Hi!  You’re on the computer nice and early in the morning!  I haven’t even gone to bed yet on the day before!

We then proceeded to have a brief, written ‘chat’ before she closed down for the night.

Not long after, I received an email from another friend who I knew was currently overseas. She was emailing from Dubai Airport via her Ipad in the middle of an eighteen hour wait for her flight home! Her travel plans had been disrupted because of the extreme winter weather in Europe. But on top of that, she felt distinctly fluey and was asking us to pray she would be okay during the rest of her waiting period and then on the flight home.

Later that day, I began to realise how readily I had taken for granted the fact that these two friends could contact me so easily. Yet how amazing that someone on the other side of the world would notice me online and be able to say a quick hi! And how amazing my friend could immediately gather together the prayer support she needed as she sat in a strange airport!

A few days ago, I opened my computer to find that a reader had contacted me via my website to say she had just re-read my first four novels and enjoyed them so much yet again. She had written especially to encourage me. Yet I did not stop to enjoy the moment, take in her words fully and thank God for them. Then I noticed someone had sent me a message via Facebook, telling me how she had given some copies of my non-fiction book Soul Friend away at Christmas and how one girl she mentors had devoured the book and gained so much from it. ‘Oh, that’s nice!’, I thought to myself—and went blithely on with whatever I was doing.

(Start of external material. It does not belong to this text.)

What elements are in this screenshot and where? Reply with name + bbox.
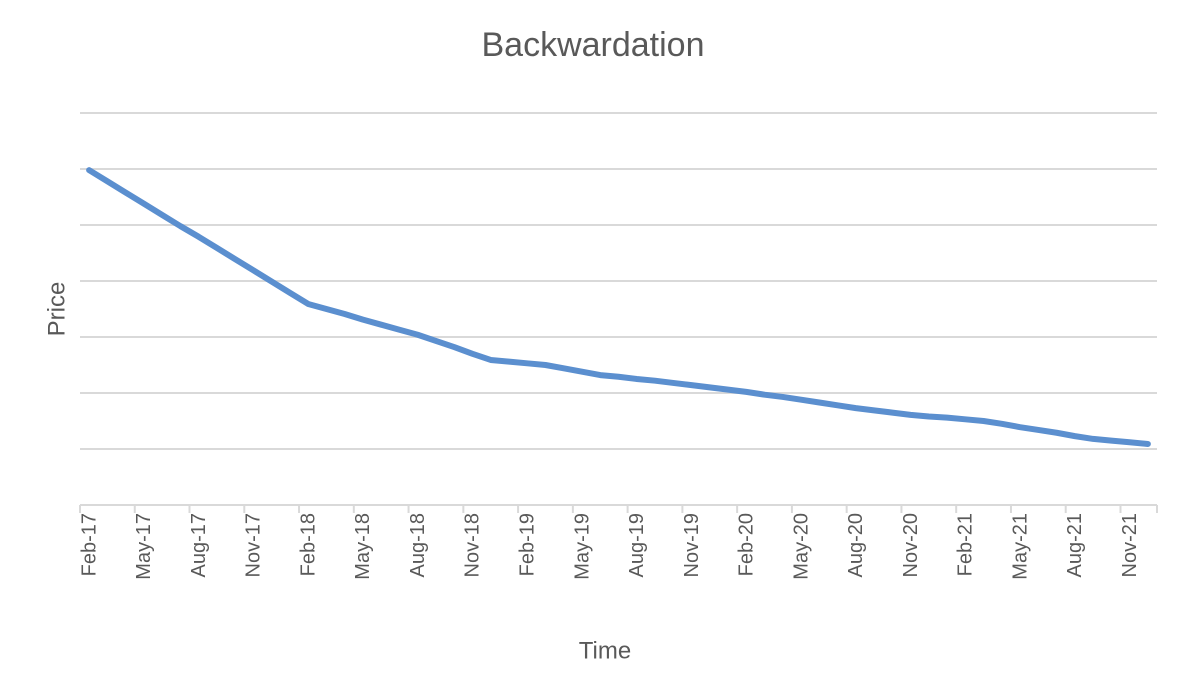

But then that voice inside me pulled me up short. Here I was, taking for granted these lovely messages from my readers. Here was I, so full of my own concerns, almost missing the gentle ways God was using others to encourage me in my writing journey.

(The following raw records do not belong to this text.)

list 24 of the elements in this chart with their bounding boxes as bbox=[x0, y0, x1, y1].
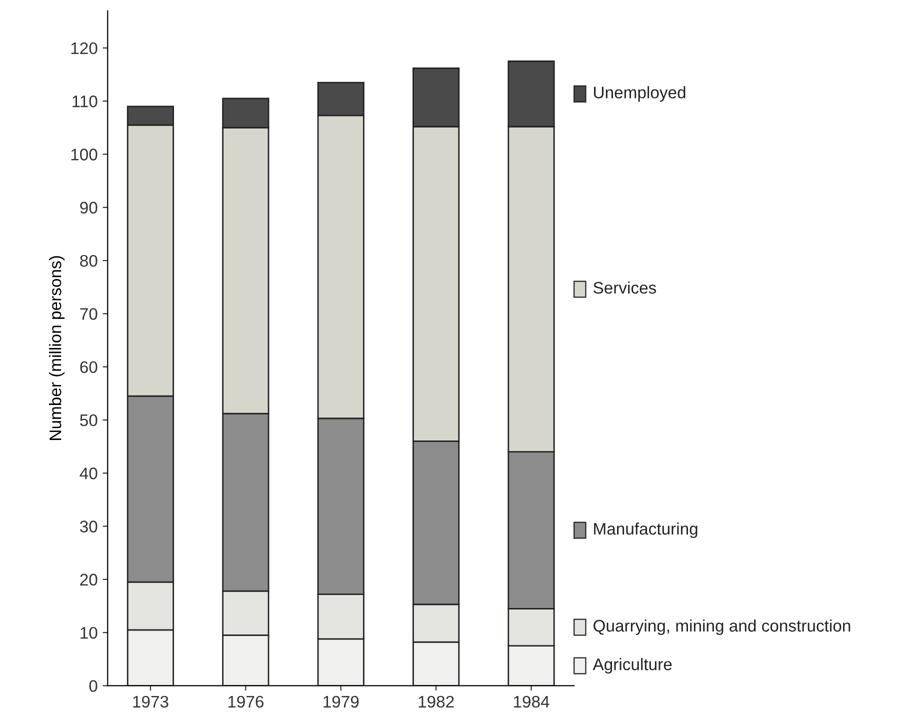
y-tick-label: 10 bbox=[80, 626, 98, 639]
x-tick-label: 1976 bbox=[228, 696, 264, 708]
y-tick-label: 100 bbox=[71, 148, 98, 160]
y-tick-label: 90 bbox=[80, 202, 98, 214]
legend-label: Manufacturing bbox=[594, 522, 698, 538]
legend-label: Unemployed bbox=[594, 86, 686, 102]
y-tick-label: 60 bbox=[80, 361, 98, 374]
x-tick-label: 1973 bbox=[133, 696, 168, 708]
y-tick-label: 120 bbox=[71, 42, 98, 54]
x-tick-label: 1979 bbox=[324, 696, 359, 708]
y-tick-label: 40 bbox=[80, 468, 98, 480]
y-tick-label: 30 bbox=[80, 520, 98, 532]
y-tick-label: 110 bbox=[72, 96, 98, 108]
x-tick-label: 1982 bbox=[418, 696, 454, 708]
y-tick-label: 20 bbox=[80, 574, 98, 586]
x-tick-label: 1984 bbox=[514, 696, 550, 708]
y-axis-title: Number (million persons) bbox=[49, 256, 65, 440]
legend-label: Agriculture bbox=[592, 658, 672, 674]
y-tick-label: 0 bbox=[89, 680, 98, 692]
y-tick-label: 70 bbox=[80, 308, 98, 320]
y-tick-label: 50 bbox=[80, 414, 98, 426]
legend-label: Services bbox=[593, 281, 656, 294]
legend-label: Quarrying, mining and construction bbox=[594, 619, 850, 635]
y-tick-label: 80 bbox=[80, 254, 98, 267]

Have you been so wrapped up lately in all the big and urgent issues of life that you have almost ignored that prompting inside you, urging you to stop and enjoy the moment, to be thankful for the blessings right before your eyes that you take for granted? Could God be trying to get your attention, too?

This week, I read a familiar verse, Psalm 46:10, that I am sure was another little prompt from God:

Be still, and know that I am God; I will be exalted among the nations, I will be exalted in the earth.”

I don’t want to take God for granted. Each day, I want to be still and acknowledge God’s greatness, tuning my ears in more and more readily to the Holy Spirit’s voice and seeing God’s hand in every part of my life.

How about you? Stop for a moment. Look around you. Listen for God’s gentle whisper. Be still, and know that God is there.